Intervention de Christiane Taubira

Séance en hémicycle du 5 juin 2014 à 21h30
Prévention de la récidive et individualisation des peines — Après l'article 18

Christiane Taubira, garde des sceaux, ministre de la justice :

Je partage totalement les explications données dans les exposés, lesquels n’étaient absolument pas sommaires, mais profonds, de ces amendements. Comme l’a précisé le rapporteur, et nous en avons aussi débattu en commission, la disposition concerne les très longues peines.
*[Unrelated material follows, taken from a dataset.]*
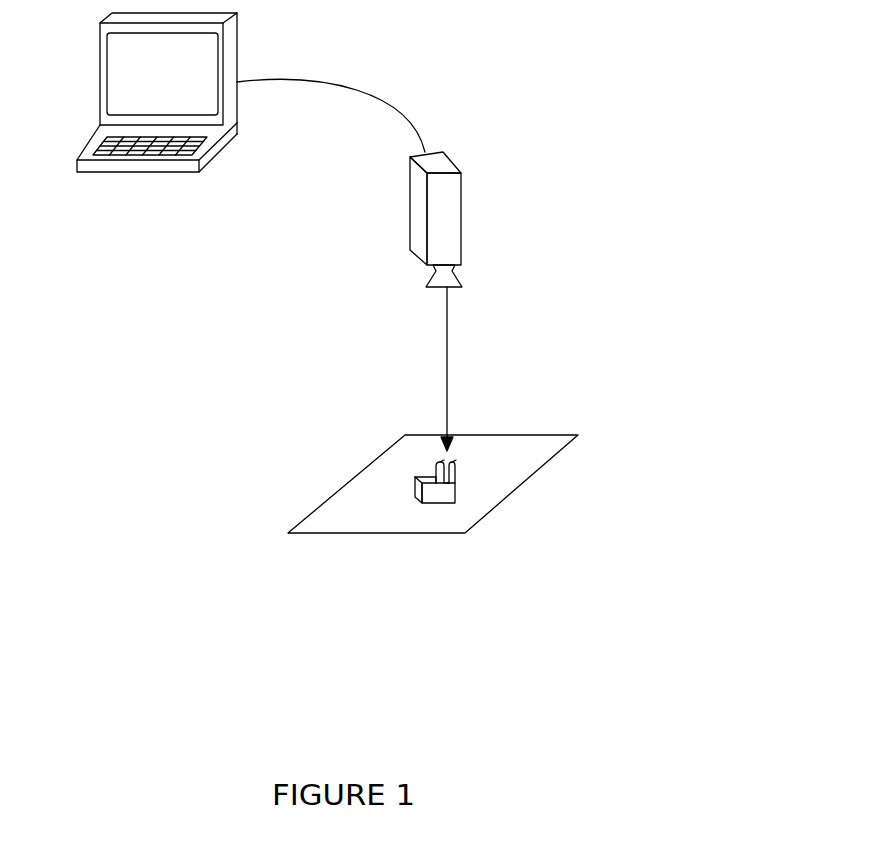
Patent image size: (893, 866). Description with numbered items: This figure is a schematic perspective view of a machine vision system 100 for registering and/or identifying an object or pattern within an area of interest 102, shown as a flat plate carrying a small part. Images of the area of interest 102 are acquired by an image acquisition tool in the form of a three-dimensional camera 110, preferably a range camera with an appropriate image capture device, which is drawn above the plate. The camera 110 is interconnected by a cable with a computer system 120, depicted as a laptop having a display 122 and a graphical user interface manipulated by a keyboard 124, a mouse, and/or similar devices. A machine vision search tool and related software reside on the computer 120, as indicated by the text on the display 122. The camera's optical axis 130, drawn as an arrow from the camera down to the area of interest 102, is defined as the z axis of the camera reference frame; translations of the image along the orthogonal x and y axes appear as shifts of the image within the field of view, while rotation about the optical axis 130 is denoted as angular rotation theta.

Le Gouvernement a choisi de consacrer ce texte de loi aux délits et de ne pas y introduire des dispositions intéressant les mineurs et celles concernant les longues peines, en dehors de l’examen de la situation de tous les condamnés détenus auxdeux tiersde leur peine.

Comme l’a précisé le rapporteur, les mesures de sûreté, et pas seulement la rétention de sûreté, sont incluses dans le périmètre de la mission conduite par Bruno Cotte. Il est certain qu’en termes de calendrier, j’ai voulu, parce que le travail est lourd, donner du temps. J’ai demandé que ses travaux soient remis fin 2015, date qui paraît lointaine, mais, considérant la charge de travail, cette commission sera contrainte de travailler de façon dense. J’ai, en conséquence, mobilisé l’administration et un comité d’écriture siège à ses côtés.

Il n’y a pas, là non plus, de divergence d’appréciation sur la nature de la mesure, que l’on se place d’un point de vue philosophique ou juridique. Les extraits des propos de Robert Badinter lus par Matthias Fekl nous servent de référence depuis que se tient ce débat au Parlement. Il est simplement nécessaire de savoir comment on répond, en droit et en politique publique, à des situations peu nombreuses, convenons-en, mais lourdes.

En termes de politique publique, des mesures en matière de structures sanitaires, de politique de santé et de suivi des personnes n’ont en effet pas été prises alors qu’elles auraient dû l’être. S’agissant du droit, vous vous souvenez que le débat a soulevé des protestations fondées et argumentées. Le texte avait d’ailleurs été déféré au Conseil constitutionnel et suite à la décision de ce dernier, les dispositions ont été réécrites, ce qui a provoqué un enchevêtrement s’agissant de la rétention de sûreté, de la surveillance de sûreté et de la surveillance socio-judiciaire.

Par conséquent, il est nécessaire de réécrire les dispositions. Il existe, en effet, des cas peu nombreux, je le répète, mais lourds qui nécessitent que des dispositions puissent être prises. Pour cette raison, on peut concevoir la suppression, mais comprenons que cela n’entraîne pas strictement la suppression de la rétention de sûreté : leur imbrication a des effets sur les deux autres dispositifs que je viens d’évoquer.

J’entends bien que les travaux de la commission Cotte nous renvoient à fin 2015, ce qui est peu satisfaisant en termes de délai. Considérant toutefois qu’il s’agit de la totalité des travaux qui doit être achevée fin 2015, il n’est pas à exclure que la commission Cotte soit en mesure de faire des propositions avant fin 2015.

J’aurais pu me contenter de vous répondre que le Gouvernement a décidé de réserver ce texte aux délits et que, par conséquent, la disposition proposée par ces amendements ne trouve pas sa place dans le projet de loi, mais je n’aurais pas été honnête avec vous. La politique exige par respect et par honnêteté de préciser clairement ses positions.

L’abrogation de la rétention de sûreté s’impose, j’en suis absolument persuadée. Les raisons pour lesquelles elle doit l’être ont été très clairement exposées par les trois députés qui ont défendu ces amendements. Le Gouvernement ne veut toutefois pas inclure cette mesure dans le texte d’aujourd’hui qui est consacré aux délits.